Why we should interpret density matrices as moment matrices: the case of (in)distinguishable particles and the emergence of classical reality

TL;DR

This paper proposes interpreting density matrices as quasi-moment matrices within a new formulation of quantum theory, linking quantum phenomena with classical probability concepts and explaining the emergence of classical reality from quantum systems.

Contribution

It introduces a novel formulation of quantum theory using quasi-expectation operators, unifying classical and quantum representations and explaining classical emergence from quantum systems.

Findings

Density matrices can be interpreted as quasi-moment matrices.

Quantum indistinguishability relates to classical exchangeability.

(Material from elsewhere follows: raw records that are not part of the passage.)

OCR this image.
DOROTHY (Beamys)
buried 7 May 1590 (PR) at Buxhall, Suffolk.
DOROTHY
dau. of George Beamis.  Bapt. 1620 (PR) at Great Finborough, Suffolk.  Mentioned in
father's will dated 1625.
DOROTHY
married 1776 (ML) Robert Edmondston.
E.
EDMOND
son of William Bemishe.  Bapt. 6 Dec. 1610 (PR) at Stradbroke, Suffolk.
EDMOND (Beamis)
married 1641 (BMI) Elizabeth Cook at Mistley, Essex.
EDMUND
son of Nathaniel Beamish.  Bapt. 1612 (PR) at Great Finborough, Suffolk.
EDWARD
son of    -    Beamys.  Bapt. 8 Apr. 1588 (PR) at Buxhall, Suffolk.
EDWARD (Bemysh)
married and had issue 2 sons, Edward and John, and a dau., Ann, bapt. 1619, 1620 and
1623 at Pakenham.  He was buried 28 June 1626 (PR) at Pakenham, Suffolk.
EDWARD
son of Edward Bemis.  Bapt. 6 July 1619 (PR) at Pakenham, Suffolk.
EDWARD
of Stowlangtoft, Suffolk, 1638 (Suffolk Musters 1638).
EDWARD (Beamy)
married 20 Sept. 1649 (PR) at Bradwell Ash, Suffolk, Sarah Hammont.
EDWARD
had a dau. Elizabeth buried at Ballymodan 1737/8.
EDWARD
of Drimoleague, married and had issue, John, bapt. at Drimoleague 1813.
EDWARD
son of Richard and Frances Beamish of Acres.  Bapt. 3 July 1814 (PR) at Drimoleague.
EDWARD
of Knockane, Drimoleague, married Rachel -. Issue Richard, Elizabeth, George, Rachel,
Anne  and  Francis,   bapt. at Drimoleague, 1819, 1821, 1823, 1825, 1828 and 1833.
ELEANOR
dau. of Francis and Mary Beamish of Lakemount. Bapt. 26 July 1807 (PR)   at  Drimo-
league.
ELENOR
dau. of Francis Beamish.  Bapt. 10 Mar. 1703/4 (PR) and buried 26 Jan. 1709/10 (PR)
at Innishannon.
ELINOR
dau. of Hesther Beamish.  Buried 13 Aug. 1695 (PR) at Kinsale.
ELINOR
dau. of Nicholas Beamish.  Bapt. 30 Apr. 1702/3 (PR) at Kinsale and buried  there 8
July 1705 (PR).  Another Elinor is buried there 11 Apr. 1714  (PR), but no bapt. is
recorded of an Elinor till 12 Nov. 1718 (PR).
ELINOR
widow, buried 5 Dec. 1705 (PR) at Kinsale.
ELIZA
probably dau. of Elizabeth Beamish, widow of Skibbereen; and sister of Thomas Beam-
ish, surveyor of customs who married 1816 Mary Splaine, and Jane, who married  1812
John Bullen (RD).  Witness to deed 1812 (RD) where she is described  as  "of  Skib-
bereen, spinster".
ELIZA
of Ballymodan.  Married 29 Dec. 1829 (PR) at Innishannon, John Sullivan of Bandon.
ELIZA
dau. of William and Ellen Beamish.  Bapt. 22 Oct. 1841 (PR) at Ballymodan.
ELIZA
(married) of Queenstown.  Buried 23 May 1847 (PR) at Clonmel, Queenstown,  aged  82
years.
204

Classical reality emerges as the number of identical particles increases.

Abstract

We introduce a formulation of quantum theory (QT) as a general probabilistic theory but expressed via quasi-expectation operators (QEOs). This formulation provides a direct interpretation of density matrices as quasi-moment matrices. Using QEOs, we will provide a series of representation theorems, a' la de Finetti, relating a classical probability mass function (satisfying certain symmetries) to a quasi-expectation operator. We will show that QT for both distinguishable and indistinguishable particles can be formulated in this way. Although particles indistinguishability is considered a truly "weird" quantum phenomenon, it is not special. We will show that finitely exchangeable probabilities for a classical dice are as weird as QT. Using this connection, we will rederive the first and second quantisation in QT for bosons through the classical statistical concept of exchangeable random variables. Using this approach, we will show how classical reality emerges in QT as the number of identical bosons increases (similar to what happens for finitely exchangeable sequences of rolls of a classical dice).